Cross-Account Usage – AWS License Manager works hand-in-glove with AWS Organizations. You can sign it to your Master account, link all of the accounts with a click, and share license configurations across your Organization. You will be able to use the dashboard to see an Organization-wide view of your license usage.
Multi-Account Software Discovery – AWS License Manager also works with AWS Systems Manager, and works across accounts within an Organization. The discovered data is stored in an S3 bucket and an Amazon Athena database (encrypted in both places), and is processed by a AWS Glue job.
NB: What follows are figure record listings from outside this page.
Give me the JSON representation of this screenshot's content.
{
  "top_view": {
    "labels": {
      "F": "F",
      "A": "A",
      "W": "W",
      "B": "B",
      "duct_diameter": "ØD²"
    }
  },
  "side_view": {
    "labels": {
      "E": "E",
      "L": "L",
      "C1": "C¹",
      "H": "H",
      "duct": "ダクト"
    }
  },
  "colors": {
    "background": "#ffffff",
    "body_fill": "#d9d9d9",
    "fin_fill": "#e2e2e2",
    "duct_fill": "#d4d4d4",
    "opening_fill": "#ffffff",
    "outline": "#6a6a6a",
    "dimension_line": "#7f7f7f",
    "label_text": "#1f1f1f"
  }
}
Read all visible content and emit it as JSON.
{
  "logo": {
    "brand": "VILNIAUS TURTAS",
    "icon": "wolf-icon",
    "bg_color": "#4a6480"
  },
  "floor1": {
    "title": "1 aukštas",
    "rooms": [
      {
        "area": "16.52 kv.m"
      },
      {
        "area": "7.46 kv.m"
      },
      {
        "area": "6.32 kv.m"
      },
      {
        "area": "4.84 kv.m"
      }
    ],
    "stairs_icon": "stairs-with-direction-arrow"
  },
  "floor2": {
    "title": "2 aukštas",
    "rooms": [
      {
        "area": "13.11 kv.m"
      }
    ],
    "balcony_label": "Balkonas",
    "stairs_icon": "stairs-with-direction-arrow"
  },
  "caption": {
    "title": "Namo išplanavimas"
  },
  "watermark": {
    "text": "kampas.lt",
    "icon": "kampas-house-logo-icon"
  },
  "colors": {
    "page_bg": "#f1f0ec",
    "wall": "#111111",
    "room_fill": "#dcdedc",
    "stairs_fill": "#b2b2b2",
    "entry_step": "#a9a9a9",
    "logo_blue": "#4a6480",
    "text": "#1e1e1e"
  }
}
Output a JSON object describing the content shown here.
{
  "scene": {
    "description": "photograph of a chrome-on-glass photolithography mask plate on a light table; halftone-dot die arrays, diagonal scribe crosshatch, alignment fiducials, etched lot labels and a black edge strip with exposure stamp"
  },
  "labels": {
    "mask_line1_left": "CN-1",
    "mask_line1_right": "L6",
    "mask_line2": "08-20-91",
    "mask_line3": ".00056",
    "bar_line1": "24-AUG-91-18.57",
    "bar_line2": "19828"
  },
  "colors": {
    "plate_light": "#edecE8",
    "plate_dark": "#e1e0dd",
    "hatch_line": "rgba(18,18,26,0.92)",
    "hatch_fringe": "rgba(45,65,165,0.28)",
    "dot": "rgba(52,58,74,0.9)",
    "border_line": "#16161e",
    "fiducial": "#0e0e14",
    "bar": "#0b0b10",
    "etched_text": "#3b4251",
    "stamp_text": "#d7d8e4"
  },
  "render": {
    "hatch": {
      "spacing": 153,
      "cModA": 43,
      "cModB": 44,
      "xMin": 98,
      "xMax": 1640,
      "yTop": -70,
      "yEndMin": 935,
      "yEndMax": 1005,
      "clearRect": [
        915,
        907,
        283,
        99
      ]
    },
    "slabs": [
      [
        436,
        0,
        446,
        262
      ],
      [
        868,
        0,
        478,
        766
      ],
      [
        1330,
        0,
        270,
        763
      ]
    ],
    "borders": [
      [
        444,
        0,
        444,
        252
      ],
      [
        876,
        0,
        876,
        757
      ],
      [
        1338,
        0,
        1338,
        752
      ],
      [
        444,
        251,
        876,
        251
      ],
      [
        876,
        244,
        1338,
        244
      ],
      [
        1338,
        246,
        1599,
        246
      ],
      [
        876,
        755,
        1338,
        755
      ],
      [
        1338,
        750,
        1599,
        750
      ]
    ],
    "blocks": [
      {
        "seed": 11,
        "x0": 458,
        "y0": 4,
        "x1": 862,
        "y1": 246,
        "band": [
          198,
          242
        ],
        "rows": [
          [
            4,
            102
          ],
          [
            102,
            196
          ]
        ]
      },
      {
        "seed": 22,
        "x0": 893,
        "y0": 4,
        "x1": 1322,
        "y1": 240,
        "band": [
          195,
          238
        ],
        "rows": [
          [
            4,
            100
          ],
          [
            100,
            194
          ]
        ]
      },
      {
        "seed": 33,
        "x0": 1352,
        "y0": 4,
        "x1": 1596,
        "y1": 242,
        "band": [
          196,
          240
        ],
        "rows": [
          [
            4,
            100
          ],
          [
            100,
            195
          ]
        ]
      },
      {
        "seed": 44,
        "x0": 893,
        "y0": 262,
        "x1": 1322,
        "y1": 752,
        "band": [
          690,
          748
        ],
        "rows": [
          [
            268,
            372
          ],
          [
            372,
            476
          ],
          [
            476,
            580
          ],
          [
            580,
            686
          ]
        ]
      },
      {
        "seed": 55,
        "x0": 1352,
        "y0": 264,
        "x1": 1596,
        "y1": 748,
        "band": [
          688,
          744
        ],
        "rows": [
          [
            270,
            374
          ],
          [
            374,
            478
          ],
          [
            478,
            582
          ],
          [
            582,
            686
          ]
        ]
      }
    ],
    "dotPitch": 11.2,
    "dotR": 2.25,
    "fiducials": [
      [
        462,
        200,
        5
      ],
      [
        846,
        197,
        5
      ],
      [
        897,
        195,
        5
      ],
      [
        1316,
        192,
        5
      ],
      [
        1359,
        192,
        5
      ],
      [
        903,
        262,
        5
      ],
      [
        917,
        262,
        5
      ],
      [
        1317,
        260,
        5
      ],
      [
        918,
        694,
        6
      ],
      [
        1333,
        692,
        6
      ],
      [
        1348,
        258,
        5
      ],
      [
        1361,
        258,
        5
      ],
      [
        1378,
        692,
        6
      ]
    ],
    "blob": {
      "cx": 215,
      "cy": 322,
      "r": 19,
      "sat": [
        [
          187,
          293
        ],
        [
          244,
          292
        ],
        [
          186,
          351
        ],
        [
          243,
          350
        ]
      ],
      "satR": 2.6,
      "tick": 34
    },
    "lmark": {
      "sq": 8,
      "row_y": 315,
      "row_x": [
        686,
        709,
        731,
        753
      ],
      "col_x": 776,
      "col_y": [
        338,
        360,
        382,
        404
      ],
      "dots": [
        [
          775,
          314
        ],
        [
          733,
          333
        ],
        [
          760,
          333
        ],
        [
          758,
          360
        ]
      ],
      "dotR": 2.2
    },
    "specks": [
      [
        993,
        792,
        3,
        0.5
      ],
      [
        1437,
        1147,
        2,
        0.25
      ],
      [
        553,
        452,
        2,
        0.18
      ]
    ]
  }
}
Programmatic Access – You can create and manage license configurations from the Console, APIs, or the AWS Command Line Interface (AWS CLI). Interesting functions include CreateLicenseConfiguration
, GetLicenseConfiguration
, ListResourceInventory
, and ListUsageForLicenseConfiguration
.
Pricing – You can use AWS License Manager at no charge. Behind the scenes, AWS License Manager stores inventory data in an S3 bucket and an Amazon Athena database, and processes it using a AWS Glue job. You’ll pay the usual AWS prices for these resources and services.
Available Now
AWS License Manager is available now and you can start using it today in the US East (N. Virginia), US West (Oregon), US East (Ohio), Europe (Ireland), Asia Pacific (Tokyo), Asia Pacific (Singapore), Asia Pacific (Sydney), Europe (Frankfurt), Asia Pacific (Seoul), Asia Pacific (Mumbai), and Europe (London) Regions.